My brain had finally engaged and I had turned around to look on the tree stump behind me. There frozen to the tree stump full of snow and ice, frozen solid was my cloth purse. DUHHHHHH! Needless to say I had a bit of cleaning up and drying out to do. The purse, a cheap but previously still usable one is now thawed and slowly drying to see if it can be salvaged. My bathroom counter is covered with important receipts, things like social security cards etc that I’m trying to dry out without them ruining.
Eldred I want you to go back and re-read this. This confirms you are a viable candidate for the jobs you are applying for. But it is an employer’s market. I would bet you dollars to donuts that it came down to money and the other candidate asked for less money because they have far less experience than you. This company will get what they paid for, a far inferior employee as a result.

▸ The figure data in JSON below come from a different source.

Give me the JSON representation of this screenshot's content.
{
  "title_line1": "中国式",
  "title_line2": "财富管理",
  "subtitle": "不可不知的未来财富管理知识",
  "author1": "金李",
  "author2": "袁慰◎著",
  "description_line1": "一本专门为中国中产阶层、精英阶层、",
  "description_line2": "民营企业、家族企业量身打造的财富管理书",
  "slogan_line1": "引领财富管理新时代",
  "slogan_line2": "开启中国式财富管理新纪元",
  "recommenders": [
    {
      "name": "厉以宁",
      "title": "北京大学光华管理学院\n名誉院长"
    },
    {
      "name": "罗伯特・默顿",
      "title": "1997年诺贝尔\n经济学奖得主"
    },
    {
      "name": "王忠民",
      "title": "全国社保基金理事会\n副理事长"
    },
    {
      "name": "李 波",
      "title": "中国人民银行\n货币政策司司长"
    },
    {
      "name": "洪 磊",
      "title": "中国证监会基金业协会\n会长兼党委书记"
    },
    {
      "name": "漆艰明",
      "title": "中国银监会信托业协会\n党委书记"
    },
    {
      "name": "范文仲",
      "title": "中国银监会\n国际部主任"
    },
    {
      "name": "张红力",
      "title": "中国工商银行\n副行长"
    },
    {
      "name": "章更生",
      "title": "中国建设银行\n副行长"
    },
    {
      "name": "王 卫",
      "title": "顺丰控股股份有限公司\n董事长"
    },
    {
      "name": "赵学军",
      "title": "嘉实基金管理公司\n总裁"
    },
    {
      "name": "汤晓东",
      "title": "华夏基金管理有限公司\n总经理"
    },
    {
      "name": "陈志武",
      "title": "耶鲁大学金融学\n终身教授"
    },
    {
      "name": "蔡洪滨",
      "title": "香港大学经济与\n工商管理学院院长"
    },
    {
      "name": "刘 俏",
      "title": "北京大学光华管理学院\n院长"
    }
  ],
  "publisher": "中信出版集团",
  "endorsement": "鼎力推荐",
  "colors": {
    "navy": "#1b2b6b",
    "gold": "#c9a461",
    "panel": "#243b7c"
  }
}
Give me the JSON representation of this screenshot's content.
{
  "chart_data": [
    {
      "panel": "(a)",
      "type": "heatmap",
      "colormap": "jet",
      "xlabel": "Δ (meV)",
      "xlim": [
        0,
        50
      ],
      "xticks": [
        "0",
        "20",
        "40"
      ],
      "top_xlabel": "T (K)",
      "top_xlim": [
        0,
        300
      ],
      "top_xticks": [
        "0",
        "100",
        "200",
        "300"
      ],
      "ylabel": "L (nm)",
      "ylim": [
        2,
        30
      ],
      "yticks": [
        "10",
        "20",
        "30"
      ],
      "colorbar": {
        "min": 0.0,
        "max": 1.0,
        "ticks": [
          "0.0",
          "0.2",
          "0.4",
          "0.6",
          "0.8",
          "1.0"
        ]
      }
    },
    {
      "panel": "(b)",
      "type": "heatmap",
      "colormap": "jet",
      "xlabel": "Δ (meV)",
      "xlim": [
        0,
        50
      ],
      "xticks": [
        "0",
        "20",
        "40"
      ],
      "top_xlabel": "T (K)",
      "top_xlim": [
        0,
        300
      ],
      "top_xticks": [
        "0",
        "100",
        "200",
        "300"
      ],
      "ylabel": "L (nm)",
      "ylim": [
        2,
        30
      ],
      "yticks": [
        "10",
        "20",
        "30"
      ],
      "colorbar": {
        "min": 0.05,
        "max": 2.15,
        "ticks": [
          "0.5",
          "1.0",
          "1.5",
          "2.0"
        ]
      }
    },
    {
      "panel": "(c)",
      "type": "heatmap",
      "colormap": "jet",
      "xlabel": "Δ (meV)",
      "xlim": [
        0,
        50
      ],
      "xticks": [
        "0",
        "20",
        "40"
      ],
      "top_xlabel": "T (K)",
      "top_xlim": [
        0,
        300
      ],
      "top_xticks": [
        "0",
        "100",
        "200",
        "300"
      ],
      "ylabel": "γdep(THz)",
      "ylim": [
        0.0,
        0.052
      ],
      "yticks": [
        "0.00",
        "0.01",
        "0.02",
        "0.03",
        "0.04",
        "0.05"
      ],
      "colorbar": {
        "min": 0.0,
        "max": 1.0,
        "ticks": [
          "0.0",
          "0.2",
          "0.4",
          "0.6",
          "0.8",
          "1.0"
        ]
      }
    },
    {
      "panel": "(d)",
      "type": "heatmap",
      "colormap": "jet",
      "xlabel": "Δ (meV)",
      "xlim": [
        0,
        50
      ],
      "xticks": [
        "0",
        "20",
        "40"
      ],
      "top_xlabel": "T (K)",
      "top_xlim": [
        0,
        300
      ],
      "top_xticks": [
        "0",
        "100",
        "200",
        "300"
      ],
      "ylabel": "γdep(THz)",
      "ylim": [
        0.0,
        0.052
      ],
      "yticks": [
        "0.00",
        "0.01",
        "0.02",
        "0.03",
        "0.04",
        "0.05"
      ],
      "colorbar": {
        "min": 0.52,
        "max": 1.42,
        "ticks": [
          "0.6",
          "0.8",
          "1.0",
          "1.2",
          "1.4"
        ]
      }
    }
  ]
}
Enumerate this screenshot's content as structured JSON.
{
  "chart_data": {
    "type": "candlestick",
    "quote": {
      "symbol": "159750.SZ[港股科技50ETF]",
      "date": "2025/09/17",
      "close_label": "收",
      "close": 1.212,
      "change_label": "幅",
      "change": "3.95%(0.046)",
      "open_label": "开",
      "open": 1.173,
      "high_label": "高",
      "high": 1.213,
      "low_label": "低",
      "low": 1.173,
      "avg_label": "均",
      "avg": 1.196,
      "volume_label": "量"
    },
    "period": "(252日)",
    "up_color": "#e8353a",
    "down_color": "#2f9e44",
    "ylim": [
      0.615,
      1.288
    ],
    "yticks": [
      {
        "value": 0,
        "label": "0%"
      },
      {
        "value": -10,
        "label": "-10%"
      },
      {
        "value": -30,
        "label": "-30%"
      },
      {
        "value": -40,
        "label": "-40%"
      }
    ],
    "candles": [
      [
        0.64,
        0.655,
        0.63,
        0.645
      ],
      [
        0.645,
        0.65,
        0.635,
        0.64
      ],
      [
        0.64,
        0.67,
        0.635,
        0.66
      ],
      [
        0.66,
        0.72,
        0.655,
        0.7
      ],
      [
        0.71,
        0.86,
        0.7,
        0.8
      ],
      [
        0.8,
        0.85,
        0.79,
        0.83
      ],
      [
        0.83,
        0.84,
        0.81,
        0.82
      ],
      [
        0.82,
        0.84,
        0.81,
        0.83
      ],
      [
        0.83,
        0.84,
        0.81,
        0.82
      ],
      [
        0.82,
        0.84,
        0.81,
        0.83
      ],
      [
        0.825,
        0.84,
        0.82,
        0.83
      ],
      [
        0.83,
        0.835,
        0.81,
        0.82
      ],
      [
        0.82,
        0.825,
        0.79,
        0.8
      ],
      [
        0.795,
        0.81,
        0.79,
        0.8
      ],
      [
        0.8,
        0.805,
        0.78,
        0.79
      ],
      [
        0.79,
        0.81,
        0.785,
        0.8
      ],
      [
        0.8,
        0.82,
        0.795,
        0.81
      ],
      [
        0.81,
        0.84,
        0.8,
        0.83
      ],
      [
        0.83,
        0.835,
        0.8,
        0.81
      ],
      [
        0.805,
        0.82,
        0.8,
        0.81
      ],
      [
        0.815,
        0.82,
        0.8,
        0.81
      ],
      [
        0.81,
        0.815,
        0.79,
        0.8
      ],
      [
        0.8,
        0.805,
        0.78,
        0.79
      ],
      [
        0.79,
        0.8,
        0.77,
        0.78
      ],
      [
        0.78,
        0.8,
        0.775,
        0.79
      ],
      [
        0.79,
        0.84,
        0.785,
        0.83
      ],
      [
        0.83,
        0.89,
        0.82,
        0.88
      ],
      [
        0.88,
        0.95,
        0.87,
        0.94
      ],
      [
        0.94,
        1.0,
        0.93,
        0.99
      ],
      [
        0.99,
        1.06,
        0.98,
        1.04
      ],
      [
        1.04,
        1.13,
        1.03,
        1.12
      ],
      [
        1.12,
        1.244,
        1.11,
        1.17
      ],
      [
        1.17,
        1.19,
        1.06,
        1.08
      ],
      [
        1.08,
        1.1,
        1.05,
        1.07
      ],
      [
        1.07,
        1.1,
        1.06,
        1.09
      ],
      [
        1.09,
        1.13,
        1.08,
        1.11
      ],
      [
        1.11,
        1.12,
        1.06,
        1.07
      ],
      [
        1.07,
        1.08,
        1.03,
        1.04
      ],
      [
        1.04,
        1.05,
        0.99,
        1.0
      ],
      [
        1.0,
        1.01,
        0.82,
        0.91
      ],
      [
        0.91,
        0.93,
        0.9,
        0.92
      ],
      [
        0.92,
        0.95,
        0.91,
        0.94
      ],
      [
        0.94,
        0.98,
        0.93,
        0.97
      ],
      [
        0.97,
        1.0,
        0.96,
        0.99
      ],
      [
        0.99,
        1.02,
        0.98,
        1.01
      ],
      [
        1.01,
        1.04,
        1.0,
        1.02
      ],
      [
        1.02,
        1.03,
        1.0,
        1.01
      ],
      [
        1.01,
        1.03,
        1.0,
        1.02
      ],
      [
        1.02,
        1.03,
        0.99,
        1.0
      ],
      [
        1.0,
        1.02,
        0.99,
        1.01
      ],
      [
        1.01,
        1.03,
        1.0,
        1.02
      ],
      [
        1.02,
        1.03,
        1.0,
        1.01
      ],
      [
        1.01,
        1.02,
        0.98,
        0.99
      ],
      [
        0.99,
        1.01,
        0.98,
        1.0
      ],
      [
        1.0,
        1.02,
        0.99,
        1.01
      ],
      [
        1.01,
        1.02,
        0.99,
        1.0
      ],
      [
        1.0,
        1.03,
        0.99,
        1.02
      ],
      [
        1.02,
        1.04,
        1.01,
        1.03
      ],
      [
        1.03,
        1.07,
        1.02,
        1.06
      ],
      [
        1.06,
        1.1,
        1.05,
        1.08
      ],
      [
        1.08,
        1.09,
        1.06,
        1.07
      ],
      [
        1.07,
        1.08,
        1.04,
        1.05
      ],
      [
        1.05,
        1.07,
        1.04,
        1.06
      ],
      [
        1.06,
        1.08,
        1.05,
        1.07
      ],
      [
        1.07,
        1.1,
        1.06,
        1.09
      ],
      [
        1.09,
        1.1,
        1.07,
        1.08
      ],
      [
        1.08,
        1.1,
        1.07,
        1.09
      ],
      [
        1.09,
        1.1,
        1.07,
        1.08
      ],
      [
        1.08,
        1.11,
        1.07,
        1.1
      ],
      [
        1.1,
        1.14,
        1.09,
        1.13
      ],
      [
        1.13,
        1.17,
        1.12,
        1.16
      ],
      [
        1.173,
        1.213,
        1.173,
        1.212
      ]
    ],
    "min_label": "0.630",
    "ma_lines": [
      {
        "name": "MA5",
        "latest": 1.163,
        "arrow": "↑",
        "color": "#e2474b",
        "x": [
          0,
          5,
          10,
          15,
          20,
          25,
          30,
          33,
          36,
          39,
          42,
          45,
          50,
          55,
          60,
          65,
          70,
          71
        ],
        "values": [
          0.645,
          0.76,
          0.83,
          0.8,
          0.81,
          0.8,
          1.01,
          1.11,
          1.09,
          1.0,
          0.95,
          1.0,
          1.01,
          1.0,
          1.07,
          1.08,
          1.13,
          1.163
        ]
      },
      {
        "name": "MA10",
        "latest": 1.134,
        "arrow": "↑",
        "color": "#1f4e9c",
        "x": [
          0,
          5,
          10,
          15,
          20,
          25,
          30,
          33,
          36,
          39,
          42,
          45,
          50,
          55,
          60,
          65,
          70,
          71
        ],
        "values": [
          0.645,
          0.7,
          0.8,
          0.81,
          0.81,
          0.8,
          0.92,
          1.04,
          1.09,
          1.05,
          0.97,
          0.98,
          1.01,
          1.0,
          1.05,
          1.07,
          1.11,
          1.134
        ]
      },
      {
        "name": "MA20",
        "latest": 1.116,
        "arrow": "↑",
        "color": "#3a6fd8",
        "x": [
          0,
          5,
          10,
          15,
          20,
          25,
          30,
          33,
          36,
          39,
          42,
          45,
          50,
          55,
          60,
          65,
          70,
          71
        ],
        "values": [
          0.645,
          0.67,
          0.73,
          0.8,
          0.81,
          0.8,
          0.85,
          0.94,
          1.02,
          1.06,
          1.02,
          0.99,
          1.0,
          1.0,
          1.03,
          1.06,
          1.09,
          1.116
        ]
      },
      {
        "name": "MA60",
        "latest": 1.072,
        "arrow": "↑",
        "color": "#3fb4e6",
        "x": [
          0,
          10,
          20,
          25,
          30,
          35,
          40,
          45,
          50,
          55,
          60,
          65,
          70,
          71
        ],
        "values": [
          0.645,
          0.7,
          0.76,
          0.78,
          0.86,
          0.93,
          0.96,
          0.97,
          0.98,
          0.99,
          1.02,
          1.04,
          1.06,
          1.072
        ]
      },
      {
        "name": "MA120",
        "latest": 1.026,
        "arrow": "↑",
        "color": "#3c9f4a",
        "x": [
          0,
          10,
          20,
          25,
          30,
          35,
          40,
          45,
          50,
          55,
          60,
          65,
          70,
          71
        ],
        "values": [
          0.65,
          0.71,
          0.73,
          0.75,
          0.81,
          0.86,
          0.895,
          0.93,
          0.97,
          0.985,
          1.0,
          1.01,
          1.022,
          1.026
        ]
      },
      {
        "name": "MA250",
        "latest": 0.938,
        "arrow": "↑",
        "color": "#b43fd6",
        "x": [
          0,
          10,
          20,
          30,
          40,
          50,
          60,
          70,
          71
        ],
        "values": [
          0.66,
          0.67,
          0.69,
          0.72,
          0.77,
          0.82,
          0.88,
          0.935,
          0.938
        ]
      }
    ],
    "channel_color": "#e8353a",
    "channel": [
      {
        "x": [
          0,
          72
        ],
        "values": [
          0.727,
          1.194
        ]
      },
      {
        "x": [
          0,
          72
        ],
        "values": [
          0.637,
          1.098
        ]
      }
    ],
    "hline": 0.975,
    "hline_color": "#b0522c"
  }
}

Over the years dh has received similar notifications and most of the time he has heard back from the company asking if he’s still available because the person they hired for less didn’t work out.
Once dh LOST a job he already had because some bean counter convinced the company owner that a kid straight out of school could do the work as well and at half the rate. Seriously, dh was told that they were letting him go not because of the quality of his work, but because of the cost of his salary. Dh told them then they were making a mistake because experience will save them money in the long run.
It wasn’t long before the company was calling him begging him to come back. Their “cheaper” alternative had cost them MILLIONS of dollars because of his lack of experience and how bad he screwed up everything. Some of it was so bad they were in the middle of a legal battle about it. Dh went back, but only AFTER he demanded and received a HUGE pay raise and a better benefit package.
So don’t give up. You have a skill, you have value, and most of all you have EXPERIENCE.
I found this in my inbox after a LOUSY night at bowling: “John, thank you for reaching out to me. I did mention I would let you know one way or another in regard to the position and I need to report to you that the position has been filled. I needed to wait until the person showed up to be certain the position was filled. The new person started Monday.
I want to compliment you on your interviews and let you know that you were a very close second for this position. Should things not work out, I will try to reach out to you knowing that your status or interest in this position may very well change.
Thank you again for your interest in this position.”
This was one of the jobs that I had a second interview on, like a month ago. And didn’t get. I think I’m gonna drown my sorrows in a box of Girl Scout cookies…goodnight.